Oh the buttermilk icing is my fave!
Dawn M says
Cake is excellent! Followed the recipe exactly and turned out beautifully. Does it need to be stored in the refrigerator?
I think it would be good to put in fridge especially in summer weather. We always do and then I sometimes heat in microwave for 15 sec. when I slice it cold.
Michelle A. says
In July a friend was gifted a huge amount of figs from another friend and didn’t know what to do with them all beyond making her own jam and preserves. I did a quick search and found your fig cake recipe. I took some of her figs home and made the cake that night. So quick and easy! Served it the next day back at my friends house to our weekly Bible Study group. SMASH HIT! Requests for more, so I told them I’d make another when my figs came in in August. Well, we ended up postponing more meetings until fall. But I made another cake and gave it to the first friend mentioned. Then another in the group called and asked me for a fig cake. I made two for her! Making another today for my family, nd putting chopped figs in the freezer to make more cakes this winter! This cake is wonderful! Aromatic and delicious! A big hit with everyone! So glad I found your blog!
Thank you for letting me know! That is a great fig cake recipe for sure.
Ok. I have figs at the ready. But no buttermilk. I can substitute in whole milk with yogurt or acidified whole milk in the cake but I’m worried about what would happen if I use either of these in the glaze. Do you think they will separate out. Or can I sub just whole milk? Any ideas?
HI, Bonny, I’m not sure but I think you could use the sub in the glaze, I’m not an expert baker so don’t hold me to it, but I would try it.
You can make buttermilk by mixing 1 teaspoon white vinegar in 1 cup whole milk. Before using, let it sit about 10 minutes to develop flavor.

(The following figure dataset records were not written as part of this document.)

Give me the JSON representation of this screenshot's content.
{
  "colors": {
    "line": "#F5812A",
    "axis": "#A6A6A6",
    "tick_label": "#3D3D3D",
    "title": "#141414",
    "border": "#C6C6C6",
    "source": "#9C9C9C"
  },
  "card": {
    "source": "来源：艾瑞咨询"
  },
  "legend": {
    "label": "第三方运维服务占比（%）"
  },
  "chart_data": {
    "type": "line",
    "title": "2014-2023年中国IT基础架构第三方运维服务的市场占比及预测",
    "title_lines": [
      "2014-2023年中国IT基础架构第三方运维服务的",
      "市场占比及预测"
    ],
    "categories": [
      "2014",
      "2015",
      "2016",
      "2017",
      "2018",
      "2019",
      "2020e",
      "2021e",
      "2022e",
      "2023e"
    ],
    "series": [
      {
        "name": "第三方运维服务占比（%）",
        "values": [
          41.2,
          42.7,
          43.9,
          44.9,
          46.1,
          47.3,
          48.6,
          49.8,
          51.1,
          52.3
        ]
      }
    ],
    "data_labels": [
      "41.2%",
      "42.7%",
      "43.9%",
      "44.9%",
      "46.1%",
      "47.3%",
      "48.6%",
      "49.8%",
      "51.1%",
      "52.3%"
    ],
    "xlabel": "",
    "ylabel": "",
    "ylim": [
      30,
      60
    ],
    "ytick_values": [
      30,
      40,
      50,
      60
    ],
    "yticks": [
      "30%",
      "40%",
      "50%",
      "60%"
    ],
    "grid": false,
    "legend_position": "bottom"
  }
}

I cannot wait for my neighbors figs to ripen each year just to make this cake! It’s a new favorite! Everyone I’ve shared it with agrees. I use whole milk instead of buttermilk, walnuts instead of pecans, and omit the icing. It works fine. Now I’ll try to freeze some figs so I can enjoy this later in the year too!
It’s a great cake, glad you enjoy too!
So, the glaze recipe is confusing. It says 1. 1/2 cup buttermilk. I thought that meant 1 and 1/2 cups buttermilk. The glaze was way too runny. If the rest of the glaze ingredients were numbered, I would have interpreted it as being 1/2 cup. BUT EITHER WAY, the cake was absolutely delicious! I had a lot of glaze left over. My boyfriend said I needed to make this again. 😀
Sorry about that. It’s 1/2 cup buttermilk. I guess the recipe widget is confusing with the numbers. I can’t take out the numbers, that’s the way it lists things. But I did spell out one-half cup.
hi I was wondering if you can use preserved figs in the place of fresh figs.. thanks.. looking forward to trying this cake
Hi, Michelle, I’m sure you could, maybe cut some of the sugar but give it a try.